One of the effects of conflict is to see as contradictions what are in fact contrapositions, as I like to call them. A contraposition involves two poles in tension, pulling away from each other: horizon/limit, local/global, whole/part, and so on. These are contrapositions because they are opposites that nonetheless interact in a fruitful, creative tension. As Guardini taught me, creation is full of these living polarities, or Gegensätze; they are what make us alive and dynamic. Contradictions (Widersprüche) on the other hand demand that we choose, between right and wrong. (Good and evil can never be a contraposition, because it is not the counterpart of good but its negation.)

To see contrapositions as contradictions is the result of mediocre thinking that takes us away from reality. The bad spirit—the spirit of conflict, which undermines dialogue and fraternity—turns contrapositions into contradictions, demanding we choose, and reducing reality to simple binaries. This is what ideologies and unscrupulous politicians do. So when we run up against a contradiction that does not allow us to advance to a real solution, we know we are faced with a reductive, partial mental scheme that we must try to move beyond.

But the bad spirit can also deny the tension between two poles in a contraposition, opting instead for a kind of static coexistence. This is the danger of relativism or false irenicism, an attitude of “peace at any price” in which the goal is to avoid conflict altogether. In this case, there can be no solution, because the tension has been denied, and abandoned. This is the refusal to accept reality. 

So we have two temptations: on the one hand, to wrap ourselves in the banner of one side or the other, exacerbating the conflict; on the other, to avoid engaging in conflict altogether, denying the tension involved and washing our hands of it. 
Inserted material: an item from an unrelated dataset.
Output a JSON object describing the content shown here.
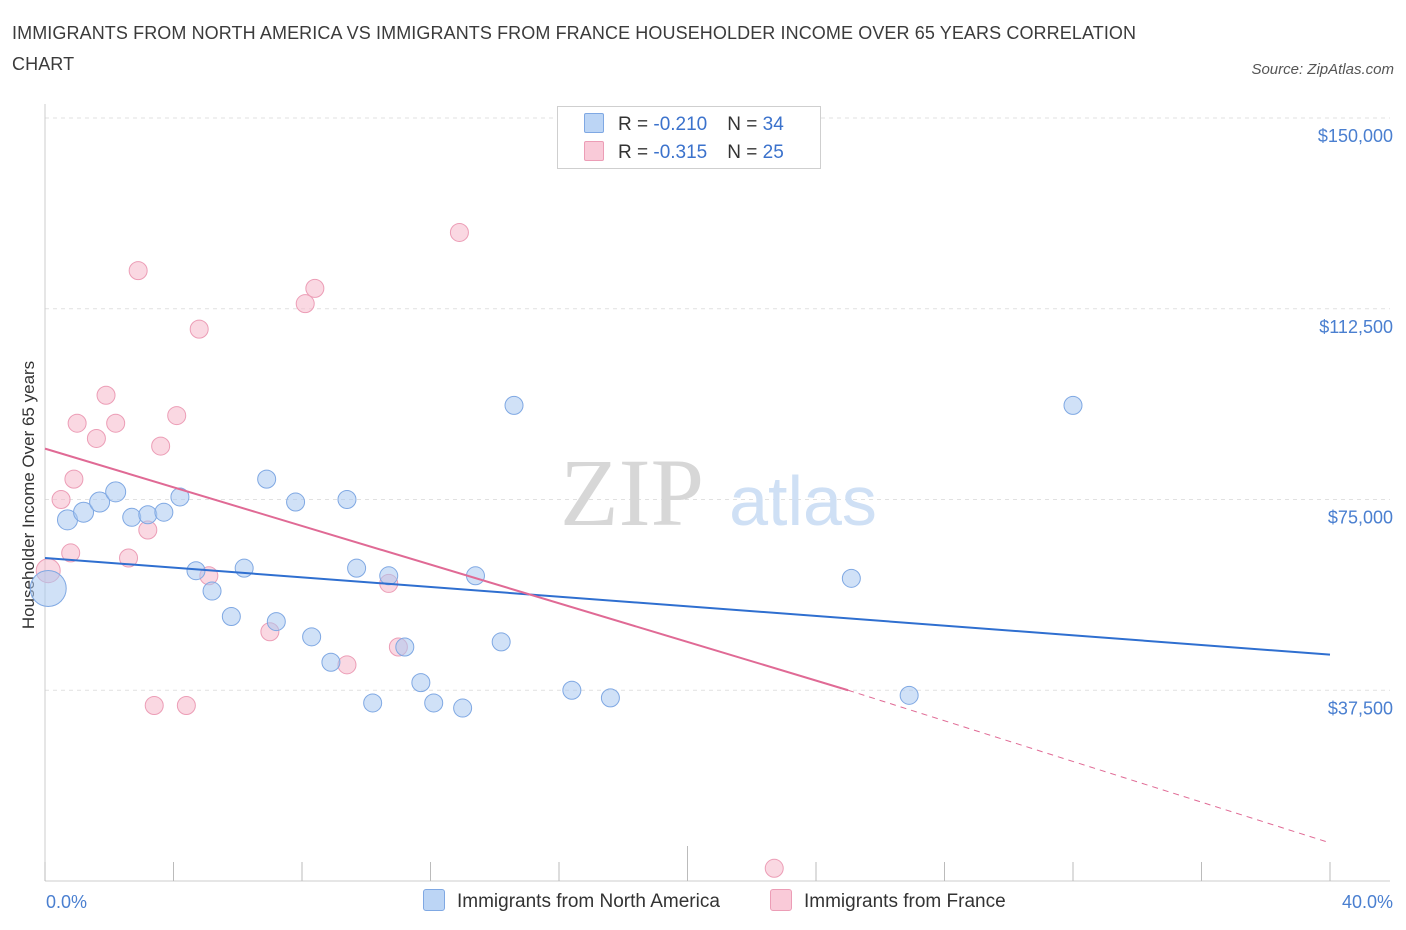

The task of the reconciler is instead to “endure” the conflict, facing it head-on, and by discerning see beyond the surface reasons for disagreement, opening those involved to the possibility of a new synthesis, one that does not destroy either pole, but preserves what is good and valid in both in a new perspective.

This breakthrough comes about as a gift in dialogue, when people trust each other and humbly seek the good together, and are willing to learn from each other in a mutual exchange of gifts. At such moments, the solution to an intractable problem comes in ways that are unexpected and unforeseen, the result of a new and greater creativity released, as it were, from the outside. This is what I mean by “overflow” because it breaks the banks that confined our thinking, and causes to pour forth, as if from an overflowing fountain, the answers that formerly the contraposition didn’t let us see. We recognize this process as a gift from God because it is the same action of the Spirit described in Scripture and evident in history.